Digital Modes and Operating #
FT8 Station Setup #
Key Information: For FT8 operation, the transceiver’s audio connects to a computer running WSJT-X software.
The older question specifically names WSJT-X as the software, while the newer pool refers generically to “FT8 software.” Same setup, just different wording.
FM Voice Peaks #
Key Information: Talking too loudly causes your FM transmission audio to be distorted on voice peaks.
When you speak too loudly into an FM transmitter, you over-deviate the signal. The older question describes this as “distorted” while the newer says “drop out”—same cause, slightly different symptom description.
Before Calling CQ #
Key Information: Before calling CQ, you should: listen first to be sure that no one else is using the frequency, ask if the frequency is in use, and make sure you are authorized to use that frequency.
Good operating practice: listen, ask, and verify authorization before transmitting.
DMR Color Code Purpose #
Key Information: The color code used on DMR repeater systems must match the repeater color code for access.
Your radio’s color code setting must match the repeater’s code, or you won’t be able to access it.
Good Traffic Handling #
Key Information: A characteristic of good traffic handling is passing messages exactly as received.
Good traffic handlers relay messages word-for-word, without “improving” or paraphrasing.
DMR Code Plugs #
Key Information: A DMR “code plug” contains access information for repeaters and talkgroups.
The wording focuses on what the code plug contains rather than what it is.
RACES #
Key Information: RACES (Radio Amateur Civil Emergency Service) is: a radio service using amateur frequencies for emergency management or civil defense communications, using amateur stations for such communications, with amateur operators certified by a civil defense organization as being enrolled in that organization.
You’ll need a comprehensive understanding of what RACES is, not just the requirements to participate.
Satellites #
What is a LEO Satellite? #
Key Information: A LEO satellite is a satellite in low earth orbit.

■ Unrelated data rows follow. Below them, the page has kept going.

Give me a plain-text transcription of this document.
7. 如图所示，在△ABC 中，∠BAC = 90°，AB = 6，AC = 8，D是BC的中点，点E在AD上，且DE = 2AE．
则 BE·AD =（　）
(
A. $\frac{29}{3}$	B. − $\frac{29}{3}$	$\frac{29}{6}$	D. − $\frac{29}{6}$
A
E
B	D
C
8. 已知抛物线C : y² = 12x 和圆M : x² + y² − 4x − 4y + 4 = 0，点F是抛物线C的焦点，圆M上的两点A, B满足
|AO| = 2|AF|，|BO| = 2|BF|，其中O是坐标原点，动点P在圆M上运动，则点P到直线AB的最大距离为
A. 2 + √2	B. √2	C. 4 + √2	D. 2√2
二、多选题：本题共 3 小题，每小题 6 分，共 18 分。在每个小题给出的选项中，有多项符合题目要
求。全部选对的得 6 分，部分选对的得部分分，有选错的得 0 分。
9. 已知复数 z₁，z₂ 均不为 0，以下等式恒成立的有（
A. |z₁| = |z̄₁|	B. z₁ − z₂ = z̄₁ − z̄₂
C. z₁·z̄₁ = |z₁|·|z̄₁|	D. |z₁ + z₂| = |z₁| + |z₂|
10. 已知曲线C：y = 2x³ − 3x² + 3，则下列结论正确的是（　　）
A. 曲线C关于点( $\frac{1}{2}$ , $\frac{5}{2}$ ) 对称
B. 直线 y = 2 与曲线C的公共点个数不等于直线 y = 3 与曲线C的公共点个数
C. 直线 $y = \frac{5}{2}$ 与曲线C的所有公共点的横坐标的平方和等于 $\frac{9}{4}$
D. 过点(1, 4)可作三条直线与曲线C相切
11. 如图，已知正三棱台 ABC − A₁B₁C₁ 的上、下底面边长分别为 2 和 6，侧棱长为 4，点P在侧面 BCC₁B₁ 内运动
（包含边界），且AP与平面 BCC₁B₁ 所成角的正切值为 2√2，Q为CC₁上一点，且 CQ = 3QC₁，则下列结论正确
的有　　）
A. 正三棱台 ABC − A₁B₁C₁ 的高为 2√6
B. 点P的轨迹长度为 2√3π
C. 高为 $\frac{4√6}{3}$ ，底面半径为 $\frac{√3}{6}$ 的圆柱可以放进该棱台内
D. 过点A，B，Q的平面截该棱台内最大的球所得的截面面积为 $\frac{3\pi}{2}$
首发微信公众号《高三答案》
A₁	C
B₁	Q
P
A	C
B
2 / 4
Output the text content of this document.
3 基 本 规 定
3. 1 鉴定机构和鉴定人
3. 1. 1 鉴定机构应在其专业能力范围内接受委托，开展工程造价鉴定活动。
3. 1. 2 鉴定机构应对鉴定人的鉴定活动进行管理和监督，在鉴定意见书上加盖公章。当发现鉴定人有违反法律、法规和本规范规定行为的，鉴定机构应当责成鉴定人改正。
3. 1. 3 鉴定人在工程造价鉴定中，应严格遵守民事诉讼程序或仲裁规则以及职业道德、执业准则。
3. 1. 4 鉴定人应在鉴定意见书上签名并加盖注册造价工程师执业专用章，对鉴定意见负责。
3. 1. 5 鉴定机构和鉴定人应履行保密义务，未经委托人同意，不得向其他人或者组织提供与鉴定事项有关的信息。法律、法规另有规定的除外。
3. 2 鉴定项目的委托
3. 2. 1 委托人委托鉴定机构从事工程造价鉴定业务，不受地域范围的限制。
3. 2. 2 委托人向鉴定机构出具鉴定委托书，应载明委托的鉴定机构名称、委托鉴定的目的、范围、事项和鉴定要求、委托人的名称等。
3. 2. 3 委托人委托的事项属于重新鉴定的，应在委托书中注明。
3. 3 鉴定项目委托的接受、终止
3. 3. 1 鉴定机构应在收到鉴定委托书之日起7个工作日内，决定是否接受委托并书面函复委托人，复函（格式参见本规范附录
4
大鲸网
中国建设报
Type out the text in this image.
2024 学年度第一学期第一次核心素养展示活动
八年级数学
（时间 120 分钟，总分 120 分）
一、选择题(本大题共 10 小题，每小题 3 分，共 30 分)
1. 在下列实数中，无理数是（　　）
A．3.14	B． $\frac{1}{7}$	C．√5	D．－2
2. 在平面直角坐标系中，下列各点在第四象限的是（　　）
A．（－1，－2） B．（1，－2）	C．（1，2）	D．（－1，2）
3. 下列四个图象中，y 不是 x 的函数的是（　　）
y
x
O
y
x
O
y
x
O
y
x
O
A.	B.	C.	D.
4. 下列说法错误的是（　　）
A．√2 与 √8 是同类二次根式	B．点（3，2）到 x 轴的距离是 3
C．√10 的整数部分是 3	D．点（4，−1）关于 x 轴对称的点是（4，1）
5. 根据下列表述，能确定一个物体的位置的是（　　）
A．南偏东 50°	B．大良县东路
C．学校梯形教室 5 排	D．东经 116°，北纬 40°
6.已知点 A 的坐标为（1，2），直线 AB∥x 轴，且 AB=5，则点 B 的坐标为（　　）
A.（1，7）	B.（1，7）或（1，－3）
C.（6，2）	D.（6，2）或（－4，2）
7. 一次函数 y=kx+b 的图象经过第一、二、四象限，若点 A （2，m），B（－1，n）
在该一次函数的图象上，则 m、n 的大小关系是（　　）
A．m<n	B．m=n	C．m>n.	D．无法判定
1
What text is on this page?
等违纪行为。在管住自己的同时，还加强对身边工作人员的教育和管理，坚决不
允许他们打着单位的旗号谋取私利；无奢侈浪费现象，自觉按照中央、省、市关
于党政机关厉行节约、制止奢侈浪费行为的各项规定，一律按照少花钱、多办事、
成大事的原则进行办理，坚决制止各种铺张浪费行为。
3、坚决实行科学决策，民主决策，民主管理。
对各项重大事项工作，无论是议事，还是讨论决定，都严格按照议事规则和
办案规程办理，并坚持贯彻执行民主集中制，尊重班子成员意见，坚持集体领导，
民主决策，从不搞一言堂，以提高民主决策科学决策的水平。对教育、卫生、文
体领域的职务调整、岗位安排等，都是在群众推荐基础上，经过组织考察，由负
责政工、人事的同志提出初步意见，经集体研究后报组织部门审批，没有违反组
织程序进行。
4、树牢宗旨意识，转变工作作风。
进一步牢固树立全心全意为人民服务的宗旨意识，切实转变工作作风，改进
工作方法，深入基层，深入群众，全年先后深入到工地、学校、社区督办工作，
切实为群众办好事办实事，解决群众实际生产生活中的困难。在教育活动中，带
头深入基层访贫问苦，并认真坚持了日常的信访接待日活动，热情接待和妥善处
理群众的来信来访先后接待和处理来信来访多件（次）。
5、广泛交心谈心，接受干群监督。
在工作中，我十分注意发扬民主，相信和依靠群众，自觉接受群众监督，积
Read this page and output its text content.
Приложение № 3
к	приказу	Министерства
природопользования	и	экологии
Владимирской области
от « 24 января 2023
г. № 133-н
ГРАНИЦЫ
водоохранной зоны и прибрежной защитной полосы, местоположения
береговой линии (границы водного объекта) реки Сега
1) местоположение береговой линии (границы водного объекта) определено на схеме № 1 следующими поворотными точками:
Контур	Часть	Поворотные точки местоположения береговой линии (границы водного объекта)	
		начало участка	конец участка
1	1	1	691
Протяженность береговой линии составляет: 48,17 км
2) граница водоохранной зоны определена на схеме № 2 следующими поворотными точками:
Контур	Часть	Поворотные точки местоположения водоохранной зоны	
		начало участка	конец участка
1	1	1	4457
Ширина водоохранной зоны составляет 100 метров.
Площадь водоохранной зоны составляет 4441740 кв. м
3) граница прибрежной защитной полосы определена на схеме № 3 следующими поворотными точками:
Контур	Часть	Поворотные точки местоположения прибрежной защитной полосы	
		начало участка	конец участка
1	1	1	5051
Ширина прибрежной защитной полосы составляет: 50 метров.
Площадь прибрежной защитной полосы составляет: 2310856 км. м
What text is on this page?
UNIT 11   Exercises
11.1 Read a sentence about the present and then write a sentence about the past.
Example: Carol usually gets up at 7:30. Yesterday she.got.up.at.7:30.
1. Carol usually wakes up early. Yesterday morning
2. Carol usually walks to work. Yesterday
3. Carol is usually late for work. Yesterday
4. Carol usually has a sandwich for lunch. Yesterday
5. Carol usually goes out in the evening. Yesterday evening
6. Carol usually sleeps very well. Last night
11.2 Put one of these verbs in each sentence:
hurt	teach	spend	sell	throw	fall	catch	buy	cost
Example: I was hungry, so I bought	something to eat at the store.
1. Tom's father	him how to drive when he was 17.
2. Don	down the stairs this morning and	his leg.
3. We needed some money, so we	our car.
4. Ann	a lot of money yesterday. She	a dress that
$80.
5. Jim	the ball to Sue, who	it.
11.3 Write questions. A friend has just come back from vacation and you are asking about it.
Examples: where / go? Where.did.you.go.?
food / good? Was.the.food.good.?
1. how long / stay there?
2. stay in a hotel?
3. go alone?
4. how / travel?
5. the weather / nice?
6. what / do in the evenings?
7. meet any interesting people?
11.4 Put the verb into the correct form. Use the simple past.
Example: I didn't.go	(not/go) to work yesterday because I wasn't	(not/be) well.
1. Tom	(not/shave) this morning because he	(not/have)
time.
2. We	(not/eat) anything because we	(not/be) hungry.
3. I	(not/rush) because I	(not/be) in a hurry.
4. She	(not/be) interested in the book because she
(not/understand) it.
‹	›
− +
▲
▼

LEO stands for Low Earth Orbit—satellites that orbit relatively close to Earth. The newer pool adds detail about the ~100 minute orbital period.
Summary #
The differences between question pools reflect the evolving nature of amateur radio. If you’ve studied this book thoroughly, you already understand the underlying concepts. This supplement simply highlights where the older exam asks questions from a different angle or uses different wording for the same topics.
Good luck on your exam—you’ve got this!